江戸時代を中心に全国各地で活動していた画家を調査して都道府県別に紹介しています。ただいま近畿地方を探索中。

UAG美術家研究所

文芸も絵画も独学で学んだ福田貂太郎

福田貂太郎「『いくさのにはの人通り』口絵」

福田貂太郎(1903-1991)は、明治36年前橋市に生まれた。前橋市立桃井尋常高等小学校を5年1学期に中退してから、以後、正規の学校教育を受けることはなかった。画家を志してからも、師につくことはなく、文芸も絵画も独学で学び、詩人の高橋元吉や伊藤信吉らと交流した。

昭和7年、29歳の時に知人に勧められて国展に出品して初入選、以後国展に出品した。昭和11年、33歳の時に、挿絵、装丁などの仕事で生計をたてるために上京して下落合に住んだが、翌年、日華事変に応召、中国大陸の各地を転戦し、昭和14年に召集解除となり帰還した。帰還後は、雑誌「現代」「キング」「講談倶楽部」「面白倶楽部」などのカット、挿絵の仕事を手がけた。
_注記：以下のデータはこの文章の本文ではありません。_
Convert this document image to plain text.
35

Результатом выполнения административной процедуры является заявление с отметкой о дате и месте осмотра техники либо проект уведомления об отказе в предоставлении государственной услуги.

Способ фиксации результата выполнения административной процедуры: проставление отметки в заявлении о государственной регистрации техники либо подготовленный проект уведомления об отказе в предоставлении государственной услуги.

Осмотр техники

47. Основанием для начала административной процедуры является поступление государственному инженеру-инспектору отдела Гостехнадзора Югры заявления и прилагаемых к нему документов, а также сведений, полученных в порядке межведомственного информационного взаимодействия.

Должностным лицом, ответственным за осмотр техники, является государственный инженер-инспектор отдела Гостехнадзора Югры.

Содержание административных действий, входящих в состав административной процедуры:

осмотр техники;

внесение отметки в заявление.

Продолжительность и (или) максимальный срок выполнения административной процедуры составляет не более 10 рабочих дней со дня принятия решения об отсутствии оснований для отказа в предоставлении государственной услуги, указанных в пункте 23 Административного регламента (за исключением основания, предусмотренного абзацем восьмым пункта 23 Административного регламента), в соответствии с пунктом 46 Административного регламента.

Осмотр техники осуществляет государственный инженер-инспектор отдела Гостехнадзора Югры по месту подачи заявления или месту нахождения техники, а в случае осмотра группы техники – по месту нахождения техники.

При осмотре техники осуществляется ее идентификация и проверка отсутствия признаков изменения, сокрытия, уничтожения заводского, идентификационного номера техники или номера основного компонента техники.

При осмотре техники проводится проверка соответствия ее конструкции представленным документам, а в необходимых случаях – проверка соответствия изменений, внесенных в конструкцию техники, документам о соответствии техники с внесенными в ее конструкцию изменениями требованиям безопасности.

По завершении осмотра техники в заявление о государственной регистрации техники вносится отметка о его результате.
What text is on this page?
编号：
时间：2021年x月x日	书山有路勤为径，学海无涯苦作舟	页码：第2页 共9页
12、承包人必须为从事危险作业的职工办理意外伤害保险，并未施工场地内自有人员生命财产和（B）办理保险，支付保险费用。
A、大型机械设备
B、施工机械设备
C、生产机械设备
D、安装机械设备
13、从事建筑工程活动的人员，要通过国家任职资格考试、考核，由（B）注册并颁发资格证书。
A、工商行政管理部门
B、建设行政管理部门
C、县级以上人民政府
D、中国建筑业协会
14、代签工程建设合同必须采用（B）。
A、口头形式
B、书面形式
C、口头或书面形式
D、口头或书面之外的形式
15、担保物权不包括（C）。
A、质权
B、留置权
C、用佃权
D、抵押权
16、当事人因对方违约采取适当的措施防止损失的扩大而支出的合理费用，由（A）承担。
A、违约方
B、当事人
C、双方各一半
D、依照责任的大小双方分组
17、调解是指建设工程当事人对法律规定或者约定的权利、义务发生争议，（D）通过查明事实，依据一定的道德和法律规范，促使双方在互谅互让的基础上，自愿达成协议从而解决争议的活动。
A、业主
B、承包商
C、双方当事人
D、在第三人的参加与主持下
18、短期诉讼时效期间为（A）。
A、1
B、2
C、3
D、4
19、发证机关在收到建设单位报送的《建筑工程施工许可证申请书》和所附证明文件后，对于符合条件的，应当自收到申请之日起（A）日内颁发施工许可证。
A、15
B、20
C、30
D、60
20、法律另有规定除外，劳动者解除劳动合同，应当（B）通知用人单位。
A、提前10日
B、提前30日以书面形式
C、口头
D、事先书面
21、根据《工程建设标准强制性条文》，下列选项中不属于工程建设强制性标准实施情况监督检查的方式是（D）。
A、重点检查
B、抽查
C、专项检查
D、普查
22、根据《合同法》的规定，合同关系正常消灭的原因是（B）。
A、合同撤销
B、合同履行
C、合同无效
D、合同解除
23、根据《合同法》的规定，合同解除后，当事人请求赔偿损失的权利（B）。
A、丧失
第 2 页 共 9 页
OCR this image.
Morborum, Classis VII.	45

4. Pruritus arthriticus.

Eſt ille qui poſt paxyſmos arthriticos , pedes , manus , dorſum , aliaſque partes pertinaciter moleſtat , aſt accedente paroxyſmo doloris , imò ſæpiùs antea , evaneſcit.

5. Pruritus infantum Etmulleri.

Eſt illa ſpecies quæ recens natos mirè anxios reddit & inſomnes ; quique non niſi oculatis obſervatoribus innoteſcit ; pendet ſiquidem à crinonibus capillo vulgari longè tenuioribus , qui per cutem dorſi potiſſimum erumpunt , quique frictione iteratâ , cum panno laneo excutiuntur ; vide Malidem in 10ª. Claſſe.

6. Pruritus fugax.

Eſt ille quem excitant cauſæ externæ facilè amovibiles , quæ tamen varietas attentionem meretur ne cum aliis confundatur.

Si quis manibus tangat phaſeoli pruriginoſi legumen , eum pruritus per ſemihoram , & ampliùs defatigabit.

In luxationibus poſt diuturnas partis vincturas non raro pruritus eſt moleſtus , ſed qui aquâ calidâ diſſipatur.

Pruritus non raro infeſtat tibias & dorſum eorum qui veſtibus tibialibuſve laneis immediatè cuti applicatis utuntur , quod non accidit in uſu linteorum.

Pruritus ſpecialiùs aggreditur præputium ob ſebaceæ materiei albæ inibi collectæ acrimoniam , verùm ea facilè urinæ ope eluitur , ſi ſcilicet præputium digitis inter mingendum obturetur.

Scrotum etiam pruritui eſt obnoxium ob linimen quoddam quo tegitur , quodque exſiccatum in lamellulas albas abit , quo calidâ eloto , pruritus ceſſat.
昭和17年には第5回文展に初入選し、戦後は日展に出品していたが、昭和25年を最後に日展への出品をやめ、昭和29年には国展への出品もやめ、以後は無所属として活動した。柴田天馬訳『聊斎志異』全6巻、村上知行訳『水滸伝』全9巻、柴田天馬訳『三国志』全10巻、奥野信太郎『風流譚』など、中国関連の書籍の挿絵や装丁を多く手がけた。

福田貂太郎(1903-1991)ふくだ・てんたろう
明治36年前橋市生まれ。独学で油絵を学んだ。昭和7年第7回国展に風景画など4点が初入選、以後同展に出品した。昭和9年前橋市立図書館で初個展を開催。昭和11年上京、文芸雑誌の挿絵、カット絵、装丁などを手がけた。昭和17年第5回文展に初入選、戦後もしばらく国展と日展に出品し、日展には昭和25年まで出品、国展には昭和29年まで出品したが、昭和30年以降は無所属として活動した。県展には早くから出品し、県美術会常任理事をつとめた。平成3年、87歳で死去した。